Chu de che / Je suis d'ici / Sono di qui / Ich bin von hier ! Notre liberté ne nous a pas été donnée, mais combattue et priée par nos ancêtres plus d'une fois! Aujourd'hui, comme autrefois, notre existence en tant que peuple libre dépend du fait que nous nous battions pour cela chaque jour. Restez inébranlable et soyez un gardien de la patrie pour que nous puissions remettre une Suisse libre telle que nous la connaissions à la génération suivante. Nous n'avons qu'une seule patrie!

dimanche 1 janvier 2017

Si Versailles m’était montré…







Monument essentiel du patrimoine national, le Château de Versailles est une des merveilles que tout Français devrait connaître et aimer. Incroyable concentré de tout ce que les arts ont créé durant un siècle et demi de splendeur royale, le palais des trois derniers Bourbons est à lui seul un résumé d’une partie de notre histoire. Voulu par Louis XIV comme une manifestation de puissance et de gloire, Versailles est notre bien commun. Chacun d’entre nous devrait s’y sentir chez lui, enraciné dans une civilisation, comme en tant d’autres lieux : Conques ou le Mont-Saint-Michel, Le Louvre ou Fontainebleau, le vignoble de Bourgogne ou les puys d’Auvergne.

Comme bien des pères de famille, j’y ai emmené mes enfants. J’ai voulu qu’ils reçoivent une leçon d‘histoire vivante. Qu’ils parcourent les jardins de Le Nôtre et comprennent que chaque bassin recèle des symboles cachés. Qu’ils découvrent, au détour des bosquets, l’Encelade, la Salle de Bal et le marbre rose de Trianon. Mais aussi qu’ils s’imprègnent de la beauté des lieux, qu’ils arpentent les parquets des salons ; qu’ils apprennent que la Galerie des Glaces est un hommage à la majesté de Louis XIV. Qu’ils se sentent, au retour, un peu plus Français qu’à l’aller.

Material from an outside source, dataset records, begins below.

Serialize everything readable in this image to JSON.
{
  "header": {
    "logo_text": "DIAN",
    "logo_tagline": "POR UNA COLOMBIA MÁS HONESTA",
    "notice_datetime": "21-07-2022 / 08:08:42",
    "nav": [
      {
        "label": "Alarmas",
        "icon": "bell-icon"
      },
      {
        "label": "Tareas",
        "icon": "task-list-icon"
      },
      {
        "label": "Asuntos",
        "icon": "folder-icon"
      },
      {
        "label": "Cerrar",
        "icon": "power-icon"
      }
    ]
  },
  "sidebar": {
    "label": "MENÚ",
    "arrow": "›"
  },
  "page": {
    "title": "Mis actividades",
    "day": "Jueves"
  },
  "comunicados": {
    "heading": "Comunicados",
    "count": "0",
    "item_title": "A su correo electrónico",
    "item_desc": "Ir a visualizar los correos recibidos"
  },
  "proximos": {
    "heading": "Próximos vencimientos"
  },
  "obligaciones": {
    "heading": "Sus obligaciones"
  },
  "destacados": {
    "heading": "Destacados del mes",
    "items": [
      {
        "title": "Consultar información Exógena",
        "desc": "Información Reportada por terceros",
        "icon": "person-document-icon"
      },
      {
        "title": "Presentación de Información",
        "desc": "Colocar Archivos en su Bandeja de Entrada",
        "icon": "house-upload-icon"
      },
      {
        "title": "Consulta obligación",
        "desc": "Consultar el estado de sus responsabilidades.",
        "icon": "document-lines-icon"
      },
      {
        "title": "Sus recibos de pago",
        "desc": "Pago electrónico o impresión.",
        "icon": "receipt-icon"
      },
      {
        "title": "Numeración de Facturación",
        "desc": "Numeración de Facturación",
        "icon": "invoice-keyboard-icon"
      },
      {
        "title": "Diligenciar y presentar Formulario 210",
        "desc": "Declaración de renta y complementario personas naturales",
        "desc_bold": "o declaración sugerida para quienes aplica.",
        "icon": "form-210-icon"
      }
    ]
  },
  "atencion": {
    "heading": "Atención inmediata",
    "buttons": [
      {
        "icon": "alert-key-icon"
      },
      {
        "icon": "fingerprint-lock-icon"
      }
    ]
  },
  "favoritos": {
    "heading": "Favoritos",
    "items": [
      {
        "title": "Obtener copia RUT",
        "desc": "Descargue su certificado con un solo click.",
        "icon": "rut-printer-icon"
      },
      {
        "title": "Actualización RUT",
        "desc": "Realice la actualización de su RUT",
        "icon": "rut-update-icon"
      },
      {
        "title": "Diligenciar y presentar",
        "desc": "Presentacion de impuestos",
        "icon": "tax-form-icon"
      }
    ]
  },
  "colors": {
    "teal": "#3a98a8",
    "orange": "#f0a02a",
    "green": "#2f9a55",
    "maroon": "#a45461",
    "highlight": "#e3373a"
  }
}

La désillusion a été aussi cruelle que l’enthousiasme des enfants. Certes, nul n’ignore qu’en période de vacances scolaires l’affluence est plus forte qu’en d’autres temps. Mais la visite des appartements royaux s’est apparentée à un passage dans le métro parisien aux heures de pointe.




Après exactement deux heures de queue dans l’avant-cour, le passage dans le château a permis à mes fils de contempler quelques paires de fesses japonaises, la variété des voiles islamiques communément rencontrés dans les salons du Roi Soleil, nombre de casquettes, la manière dont on mâche le chewing-gum sur les cinq continents, et accessoirement un ou deux chefs-d’œuvre de Le Brun, au risque de se faire piétiner par une presse ininterrompue, ou, devrais-je dire, un troupeau de milliers de têtes et de pieds.

En résumé, ils n’ont rien vu. Et, après cette interminable queue, ils ont appris que les musées français fermaient à 17 heures avant même d’avoir pu recevoir quelques explications soigneusement préparées par leur père en vue de la visite.

Le succès de Versailles est la rançon de sa gloire. Que notre pays attire est un hommage à notre culture. Mais la culture justement se déguste, le goût se forme et ces choses-là s’apprennent. Traverser le palais au milieu d’une foule de plusieurs milliers de personnes est à l’histoire de France ce que Mc Donald est à la gastronomie. Parmi ces milliers de visiteurs – impossibles à évacuer en cas de d’incident ou d’attentat- combien savent où ils se trouvent ? Combien connaissent les trois derniers rois qui bâtirent ce château, y vécurent et l’embellirent jusqu’à 1789 ? Combien perçoivent ce que cette merveille comporte d’âme française ?






Les innombrables asiatiques qui s’y pressent semblent plus désireux de faire des selfies que de comprendre ce qu’ils y voient. Ils passent devant Le repas chez Simon sans rien en saisir, et ils ne sont pas les seuls. Les fresques relatant les hauts faits du règne de Louis XIV leur sont absolument étrangères. Le système de cour, essentiel en ces lieux, est un mystère impénétrable pour la plupart d’entre eux. Sans doute une frange très cultivée échappe-t-elle à la règle. Mais on sent surtout que ces hordes de touristes « font » Versailles comme ils « font » Notre-Dame, l’Arc de Triomphe ou Montmartre. Le tourisme de masse, les tour-opérateurs, les prix de groupe font de notre patrimoine un bien de consommation qui perd son âme.

À 15 € l’entrée, l’opération doit être extrêmement rentable et permet de financer les travaux pharaoniques d’entretien et de rénovation. Mais la question mérite d’être posée : Versailles, comme tant d’autres lieux, appartient-il aux Français, ou au tourisme mondial ? Parler d’identité nationale ne sert à rien si les hauts lieux de notre mémoire nous sont devenus inaccessibles.